The future of fish farming was discussed at Põlula 13.10
The first half of the conference was dedicated to remembering the establishment
and construction of the Põlula Fish Farm and to acknowledging the work done
over the last 20 years. Several speakers emphasised the fruitful co-operation
of the fish farm with scientific and educational establishments and other
interested parties. Assessing the work done so far, Martin Kesler, head of the
working team for salmon and trout at the Estonian Marine Institute, University
of Tartu, said that as a result of the populating, the number of young salmon
has increased in most rivers where salmon live and the number will continue to
increase in the future as living conditions improve. “If this tendency continues,
the populating volumes for the rivers of the Gulf of Finland may be decreased,
while the populating volumes for the Pärnu River may be increased,” Kesler
In the second half of the day, the renewing of Estonia’s restorative fish farming was discussed. The main tone of the presentations by the scientists was that fish farming should be seen in a wider context together with the possibility of restoring the spawning and living habitats and the opening of migration paths. When speaking of the new fisheries programme, it was seen as important to continue the restorative fish farming of salmon, whitefish, perch pike, pike, asp, sturgeon and crawfish. “To get the desired results with populating, the principles of preserving genetic diversity should definitely be adhered to,” stressed Riho Gross, professor at the Estonian University of Life Sciences, Institute of Veterinary Medicine and Animal Sciences, who also gave a presentation on that topic. All of the conference presentations are available here.

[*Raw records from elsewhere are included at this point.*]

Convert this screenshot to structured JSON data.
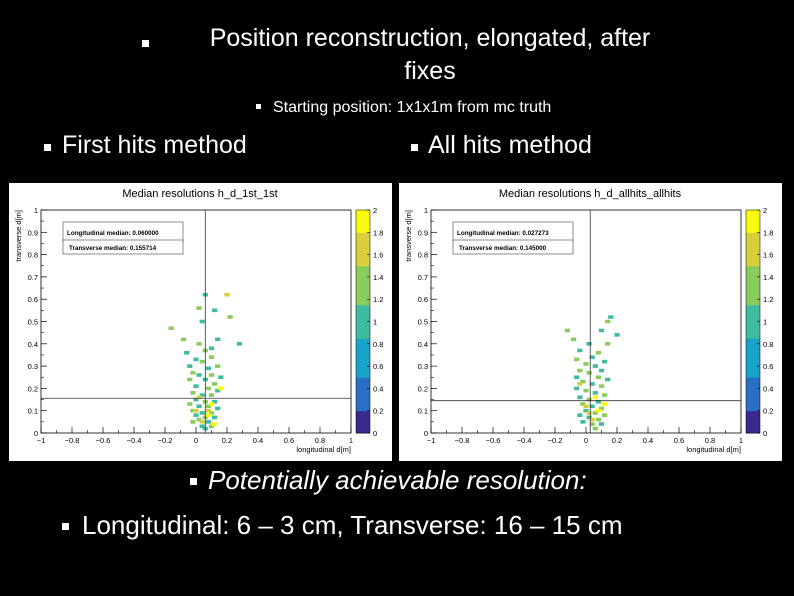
{
  "slide": {
    "title_line1": "Position reconstruction, elongated, after",
    "title_line2": "fixes",
    "subtitle": "Starting position: 1x1x1m from mc truth",
    "left_label": "First hits method",
    "right_label": "All hits method",
    "footer1": "Potentially achievable resolution:",
    "footer2": "Longitudinal: 6 – 3 cm, Transverse: 16 – 15 cm"
  },
  "colors": {
    "background": "#000000",
    "text": "#ffffff",
    "panel": "#ffffff",
    "palette": [
      "#3b2a8e",
      "#2a6fc6",
      "#1aa3c9",
      "#3fbca0",
      "#89cc5c",
      "#d9cf3a",
      "#f9fb0e"
    ]
  },
  "chart_data": [
    {
      "type": "heatmap",
      "title": "Median resolutions h_d_1st_1st",
      "xlabel": "longitudinal d[m]",
      "ylabel": "transverse d[m]",
      "xlim": [
        -1,
        1
      ],
      "ylim": [
        0,
        1
      ],
      "zlim": [
        0,
        2
      ],
      "xticks": [
        "−1",
        "−0.8",
        "−0.6",
        "−0.4",
        "−0.2",
        "0",
        "0.2",
        "0.4",
        "0.6",
        "0.8",
        "1"
      ],
      "yticks": [
        "0",
        "0.1",
        "0.2",
        "0.3",
        "0.4",
        "0.5",
        "0.6",
        "0.7",
        "0.8",
        "0.9",
        "1"
      ],
      "zticks": [
        "0",
        "0.2",
        "0.4",
        "0.6",
        "0.8",
        "1",
        "1.2",
        "1.4",
        "1.6",
        "1.8",
        "2"
      ],
      "annotations": [
        "Longitudinal median: 0.060000",
        "Transverse median: 0.155714"
      ],
      "median_lines": {
        "x": 0.06,
        "y": 0.155714
      },
      "points": [
        [
          0.06,
          0.62
        ],
        [
          0.02,
          0.56
        ],
        [
          0.04,
          0.5
        ],
        [
          -0.16,
          0.47
        ],
        [
          0.12,
          0.55
        ],
        [
          -0.08,
          0.42
        ],
        [
          0.1,
          0.38
        ],
        [
          0.22,
          0.52
        ],
        [
          0.28,
          0.4
        ],
        [
          0.02,
          0.4
        ],
        [
          0.14,
          0.42
        ],
        [
          0.06,
          0.37
        ],
        [
          -0.06,
          0.36
        ],
        [
          0.1,
          0.34
        ],
        [
          0.0,
          0.33
        ],
        [
          0.04,
          0.32
        ],
        [
          -0.04,
          0.3
        ],
        [
          0.14,
          0.3
        ],
        [
          0.08,
          0.29
        ],
        [
          -0.02,
          0.27
        ],
        [
          0.02,
          0.26
        ],
        [
          0.1,
          0.26
        ],
        [
          0.16,
          0.25
        ],
        [
          -0.04,
          0.24
        ],
        [
          0.06,
          0.24
        ],
        [
          0.12,
          0.22
        ],
        [
          0.0,
          0.21
        ],
        [
          0.08,
          0.2
        ],
        [
          0.14,
          0.19
        ],
        [
          -0.02,
          0.18
        ],
        [
          0.04,
          0.17
        ],
        [
          0.1,
          0.17
        ],
        [
          0.0,
          0.15
        ],
        [
          0.06,
          0.14
        ],
        [
          0.12,
          0.14
        ],
        [
          -0.04,
          0.13
        ],
        [
          0.02,
          0.12
        ],
        [
          0.08,
          0.12
        ],
        [
          0.14,
          0.11
        ],
        [
          -0.02,
          0.1
        ],
        [
          0.04,
          0.09
        ],
        [
          0.1,
          0.09
        ],
        [
          0.0,
          0.08
        ],
        [
          0.06,
          0.07
        ],
        [
          0.12,
          0.07
        ],
        [
          0.02,
          0.06
        ],
        [
          0.08,
          0.05
        ],
        [
          -0.02,
          0.05
        ],
        [
          0.04,
          0.03
        ],
        [
          0.1,
          0.03
        ],
        [
          0.06,
          0.02
        ]
      ],
      "highlights": [
        [
          0.2,
          0.62
        ],
        [
          0.16,
          0.2
        ],
        [
          0.02,
          0.16
        ],
        [
          0.1,
          0.13
        ],
        [
          0.0,
          0.1
        ],
        [
          0.08,
          0.08
        ],
        [
          0.04,
          0.05
        ],
        [
          0.12,
          0.04
        ],
        [
          0.08,
          0.1
        ]
      ]
    },
    {
      "type": "heatmap",
      "title": "Median resolutions h_d_allhits_allhits",
      "xlabel": "longitudinal d[m]",
      "ylabel": "transverse d[m]",
      "xlim": [
        -1,
        1
      ],
      "ylim": [
        0,
        1
      ],
      "zlim": [
        0,
        2
      ],
      "xticks": [
        "−1",
        "−0.8",
        "−0.6",
        "−0.4",
        "−0.2",
        "0",
        "0.2",
        "0.4",
        "0.6",
        "0.8",
        "1"
      ],
      "yticks": [
        "0",
        "0.1",
        "0.2",
        "0.3",
        "0.4",
        "0.5",
        "0.6",
        "0.7",
        "0.8",
        "0.9",
        "1"
      ],
      "zticks": [
        "0",
        "0.2",
        "0.4",
        "0.6",
        "0.8",
        "1",
        "1.2",
        "1.4",
        "1.6",
        "1.8",
        "2"
      ],
      "annotations": [
        "Longitudinal median: 0.027273",
        "Transverse median: 0.145000"
      ],
      "median_lines": {
        "x": 0.027273,
        "y": 0.145
      },
      "points": [
        [
          0.16,
          0.52
        ],
        [
          0.14,
          0.5
        ],
        [
          0.1,
          0.46
        ],
        [
          -0.12,
          0.46
        ],
        [
          0.2,
          0.44
        ],
        [
          -0.08,
          0.42
        ],
        [
          0.02,
          0.4
        ],
        [
          0.14,
          0.4
        ],
        [
          -0.04,
          0.37
        ],
        [
          0.08,
          0.36
        ],
        [
          0.04,
          0.34
        ],
        [
          -0.06,
          0.33
        ],
        [
          0.12,
          0.32
        ],
        [
          0.0,
          0.31
        ],
        [
          0.06,
          0.3
        ],
        [
          -0.04,
          0.28
        ],
        [
          0.1,
          0.28
        ],
        [
          0.02,
          0.27
        ],
        [
          -0.06,
          0.25
        ],
        [
          0.08,
          0.25
        ],
        [
          0.14,
          0.24
        ],
        [
          -0.02,
          0.23
        ],
        [
          0.04,
          0.22
        ],
        [
          0.1,
          0.21
        ],
        [
          -0.06,
          0.2
        ],
        [
          0.0,
          0.19
        ],
        [
          0.06,
          0.18
        ],
        [
          0.12,
          0.17
        ],
        [
          -0.04,
          0.16
        ],
        [
          0.02,
          0.15
        ],
        [
          0.08,
          0.14
        ],
        [
          -0.02,
          0.13
        ],
        [
          0.04,
          0.12
        ],
        [
          0.1,
          0.11
        ],
        [
          0.0,
          0.1
        ],
        [
          0.06,
          0.09
        ],
        [
          -0.04,
          0.08
        ],
        [
          0.12,
          0.08
        ],
        [
          0.02,
          0.07
        ],
        [
          0.08,
          0.06
        ],
        [
          -0.02,
          0.05
        ],
        [
          0.04,
          0.04
        ],
        [
          0.1,
          0.04
        ],
        [
          0.06,
          0.02
        ]
      ],
      "highlights": [
        [
          -0.04,
          0.22
        ],
        [
          0.06,
          0.16
        ],
        [
          0.0,
          0.12
        ],
        [
          0.08,
          0.1
        ],
        [
          0.02,
          0.09
        ],
        [
          0.12,
          0.13
        ],
        [
          0.04,
          0.06
        ]
      ]
    }
  ]
}
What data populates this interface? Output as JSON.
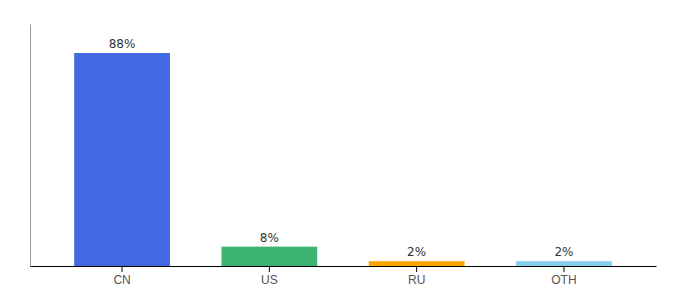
{
  "chart_data": {
    "type": "bar",
    "categories": [
      "CN",
      "US",
      "RU",
      "OTH"
    ],
    "values": [
      88,
      8,
      2,
      2
    ],
    "value_labels": [
      "88%",
      "8%",
      "2%",
      "2%"
    ],
    "colors": [
      "#4169E1",
      "#3CB371",
      "#FFA500",
      "#87CEEB"
    ],
    "ylim": [
      0,
      100
    ],
    "tick_labels": "x"
  }
}
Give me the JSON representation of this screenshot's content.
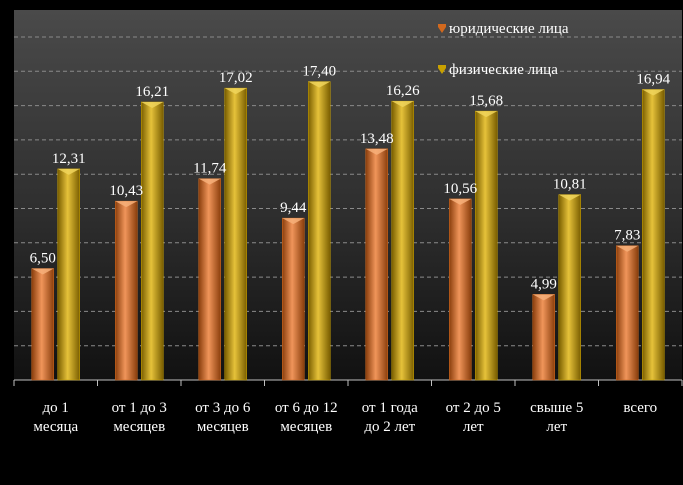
{
  "chart_data": {
    "type": "bar",
    "title": "",
    "xlabel": "",
    "ylabel": "",
    "ylim": [
      0,
      20
    ],
    "grid": true,
    "legend_position": "top-right",
    "categories": [
      [
        "до 1",
        "месяца"
      ],
      [
        "от 1 до 3",
        "месяцев"
      ],
      [
        "от 3 до 6",
        "месяцев"
      ],
      [
        "от 6 до 12",
        "месяцев"
      ],
      [
        "от 1 года",
        "до 2 лет"
      ],
      [
        "от 2 до 5",
        "лет"
      ],
      [
        "свыше 5",
        "лет"
      ],
      [
        "всего"
      ]
    ],
    "series": [
      {
        "name": "юридические лица",
        "color": "#d2691e",
        "values": [
          6.5,
          10.43,
          11.74,
          9.44,
          13.48,
          10.56,
          4.99,
          7.83
        ],
        "labels": [
          "6,50",
          "10,43",
          "11,74",
          "9,44",
          "13,48",
          "10,56",
          "4,99",
          "7,83"
        ]
      },
      {
        "name": "физические лица",
        "color": "#c9a100",
        "values": [
          12.31,
          16.21,
          17.02,
          17.4,
          16.26,
          15.68,
          10.81,
          16.94
        ],
        "labels": [
          "12,31",
          "16,21",
          "17,02",
          "17,40",
          "16,26",
          "15,68",
          "10,81",
          "16,94"
        ]
      }
    ]
  }
}
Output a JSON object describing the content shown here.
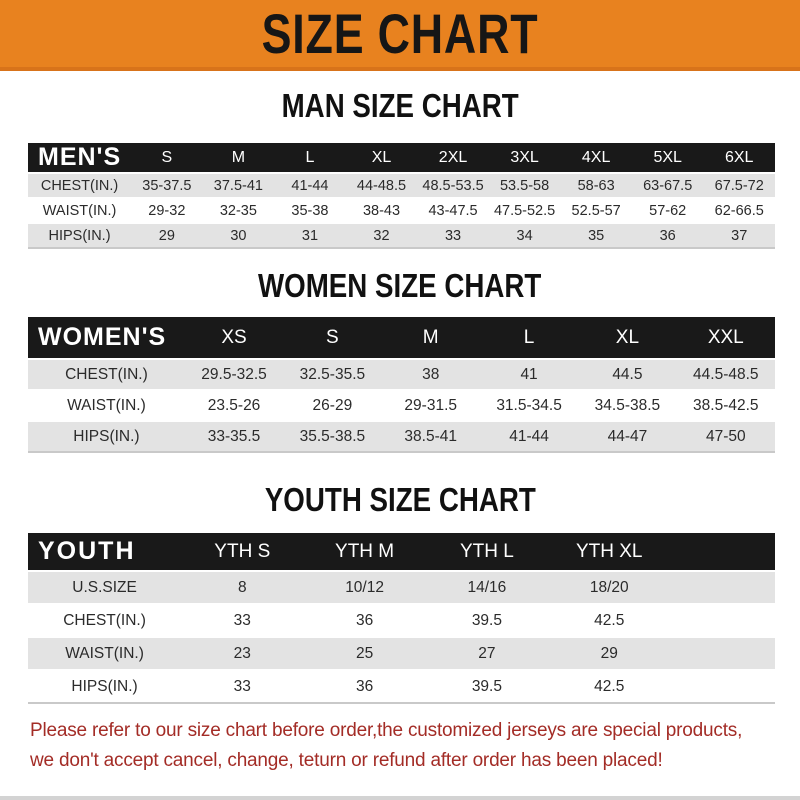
{
  "banner": {
    "title": "SIZE CHART"
  },
  "palette": {
    "banner_bg": "#E8821F",
    "banner_border": "#D8731A",
    "header_bar": "#191919",
    "row_stripe": "#E3E3E3",
    "footer_text": "#A32C26"
  },
  "sections": [
    {
      "title": "MAN SIZE CHART",
      "label": "MEN'S",
      "columns": [
        "S",
        "M",
        "L",
        "XL",
        "2XL",
        "3XL",
        "4XL",
        "5XL",
        "6XL"
      ],
      "rows": [
        {
          "label": "CHEST(IN.)",
          "values": [
            "35-37.5",
            "37.5-41",
            "41-44",
            "44-48.5",
            "48.5-53.5",
            "53.5-58",
            "58-63",
            "63-67.5",
            "67.5-72"
          ]
        },
        {
          "label": "WAIST(IN.)",
          "values": [
            "29-32",
            "32-35",
            "35-38",
            "38-43",
            "43-47.5",
            "47.5-52.5",
            "52.5-57",
            "57-62",
            "62-66.5"
          ]
        },
        {
          "label": "HIPS(IN.)",
          "values": [
            "29",
            "30",
            "31",
            "32",
            "33",
            "34",
            "35",
            "36",
            "37"
          ]
        }
      ]
    },
    {
      "title": "WOMEN SIZE CHART",
      "label": "WOMEN'S",
      "columns": [
        "XS",
        "S",
        "M",
        "L",
        "XL",
        "XXL"
      ],
      "rows": [
        {
          "label": "CHEST(IN.)",
          "values": [
            "29.5-32.5",
            "32.5-35.5",
            "38",
            "41",
            "44.5",
            "44.5-48.5"
          ]
        },
        {
          "label": "WAIST(IN.)",
          "values": [
            "23.5-26",
            "26-29",
            "29-31.5",
            "31.5-34.5",
            "34.5-38.5",
            "38.5-42.5"
          ]
        },
        {
          "label": "HIPS(IN.)",
          "values": [
            "33-35.5",
            "35.5-38.5",
            "38.5-41",
            "41-44",
            "44-47",
            "47-50"
          ]
        }
      ]
    },
    {
      "title": "YOUTH SIZE CHART",
      "label": "YOUTH",
      "columns": [
        "YTH S",
        "YTH M",
        "YTH L",
        "YTH XL"
      ],
      "rows": [
        {
          "label": "U.S.SIZE",
          "values": [
            "8",
            "10/12",
            "14/16",
            "18/20"
          ]
        },
        {
          "label": "CHEST(IN.)",
          "values": [
            "33",
            "36",
            "39.5",
            "42.5"
          ]
        },
        {
          "label": "WAIST(IN.)",
          "values": [
            "23",
            "25",
            "27",
            "29"
          ]
        },
        {
          "label": "HIPS(IN.)",
          "values": [
            "33",
            "36",
            "39.5",
            "42.5"
          ]
        }
      ]
    }
  ],
  "footer": {
    "line1": "Please refer to our size chart before order,the customized jerseys are special products,",
    "line2": "we don't accept cancel, change, teturn or refund after order has been placed!"
  }
}
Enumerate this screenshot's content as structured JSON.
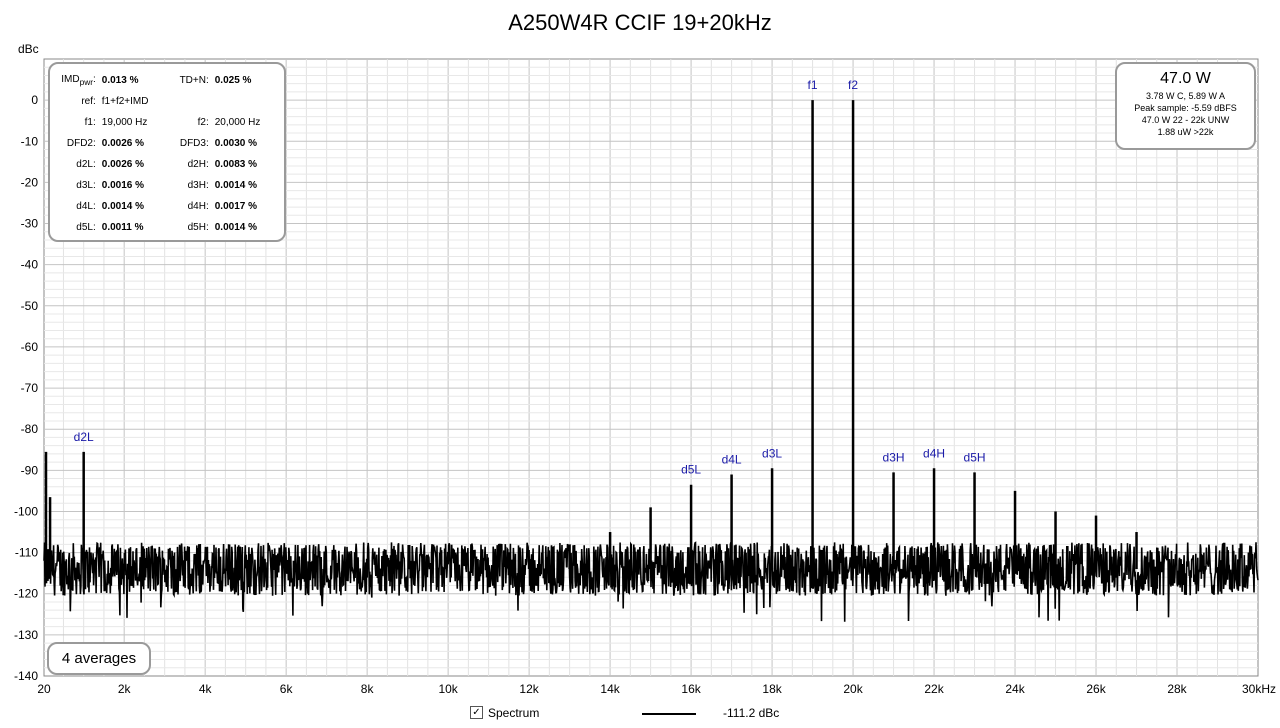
{
  "chart_data": {
    "type": "line",
    "title": "A250W4R CCIF 19+20kHz",
    "ylabel": "dBc",
    "xlabel": "",
    "xlim": [
      20,
      30000
    ],
    "ylim": [
      -140,
      10
    ],
    "x_ticks": [
      "20",
      "2k",
      "4k",
      "6k",
      "8k",
      "10k",
      "12k",
      "14k",
      "16k",
      "18k",
      "20k",
      "22k",
      "24k",
      "26k",
      "28k",
      "30kHz"
    ],
    "y_ticks": [
      "0",
      "-10",
      "-20",
      "-30",
      "-40",
      "-50",
      "-60",
      "-70",
      "-80",
      "-90",
      "-100",
      "-110",
      "-120",
      "-130",
      "-140"
    ],
    "grid": true,
    "noise_floor": {
      "mean": -114,
      "upper": -110,
      "lower": -120,
      "min_spikes": -127
    },
    "peaks": [
      {
        "label": "",
        "x": 20,
        "y": -85.5
      },
      {
        "label": "",
        "x": 170,
        "y": -96.5
      },
      {
        "label": "d2L",
        "x": 1000,
        "y": -85.5
      },
      {
        "label": "",
        "x": 13000,
        "y": -108
      },
      {
        "label": "",
        "x": 14000,
        "y": -105
      },
      {
        "label": "",
        "x": 15000,
        "y": -99
      },
      {
        "label": "d5L",
        "x": 16000,
        "y": -93.5
      },
      {
        "label": "d4L",
        "x": 17000,
        "y": -91
      },
      {
        "label": "d3L",
        "x": 18000,
        "y": -89.5
      },
      {
        "label": "f1",
        "x": 19000,
        "y": 0
      },
      {
        "label": "f2",
        "x": 20000,
        "y": 0
      },
      {
        "label": "d3H",
        "x": 21000,
        "y": -90.5
      },
      {
        "label": "d4H",
        "x": 22000,
        "y": -89.5
      },
      {
        "label": "d5H",
        "x": 23000,
        "y": -90.5
      },
      {
        "label": "",
        "x": 24000,
        "y": -95
      },
      {
        "label": "",
        "x": 25000,
        "y": -100
      },
      {
        "label": "",
        "x": 26000,
        "y": -101
      },
      {
        "label": "",
        "x": 27000,
        "y": -105
      }
    ],
    "series": [
      {
        "name": "Spectrum",
        "value_label": "-111.2 dBc"
      }
    ]
  },
  "stats": {
    "rows": [
      {
        "k1": "IMD",
        "k1sub": "pwr",
        "k1tail": ":",
        "v1": "0.013 %",
        "k2": "TD+N:",
        "v2": "0.025 %"
      },
      {
        "k1": "ref:",
        "v1": "f1+f2+IMD",
        "k2": "",
        "v2": "",
        "plain": true
      },
      {
        "k1": "f1:",
        "v1": "19,000 Hz",
        "k2": "f2:",
        "v2": "20,000 Hz",
        "plain": true
      },
      {
        "k1": "DFD2:",
        "v1": "0.0026 %",
        "k2": "DFD3:",
        "v2": "0.0030 %"
      },
      {
        "k1": "d2L:",
        "v1": "0.0026 %",
        "k2": "d2H:",
        "v2": "0.0083 %"
      },
      {
        "k1": "d3L:",
        "v1": "0.0016 %",
        "k2": "d3H:",
        "v2": "0.0014 %"
      },
      {
        "k1": "d4L:",
        "v1": "0.0014 %",
        "k2": "d4H:",
        "v2": "0.0017 %"
      },
      {
        "k1": "d5L:",
        "v1": "0.0011 %",
        "k2": "d5H:",
        "v2": "0.0014 %"
      }
    ]
  },
  "power": {
    "main": "47.0 W",
    "lines": [
      "3.78 W C, 5.89 W A",
      "Peak sample: -5.59 dBFS",
      "47.0 W 22 - 22k UNW",
      "1.88 uW >22k"
    ]
  },
  "averages": "4 averages",
  "legend": {
    "checkbox": "✓",
    "name": "Spectrum",
    "value": "-111.2 dBc"
  }
}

According to Kaire Märtin, Head of the Department of Fisheries at the Ministry of the Environment, the draft programme is planned to be prepared by the end of the year and discussions regarding it are continuing.
The Põlula Fish Farm has been a part of RMK since the beginning of this year. RMK is the keeper, protector and manager of the forest and other natural biotic communities belonging to the Republic of Estonia. RMK earns a profit for the state through forest management, growing reforestation material, and organising forest and nature protection works. In addition, RMK establishes opportunities for nature walking and shapes nature awareness. In addition to Põlula Fish Farm, RMK consists of the Sagadi Forest Centre, the Elistvere Animal Park, the Tartu Tree Nursery and 70% of the Estonian-Finnish joint company AS Eesti Metsataim. More than 700 people work for RMK.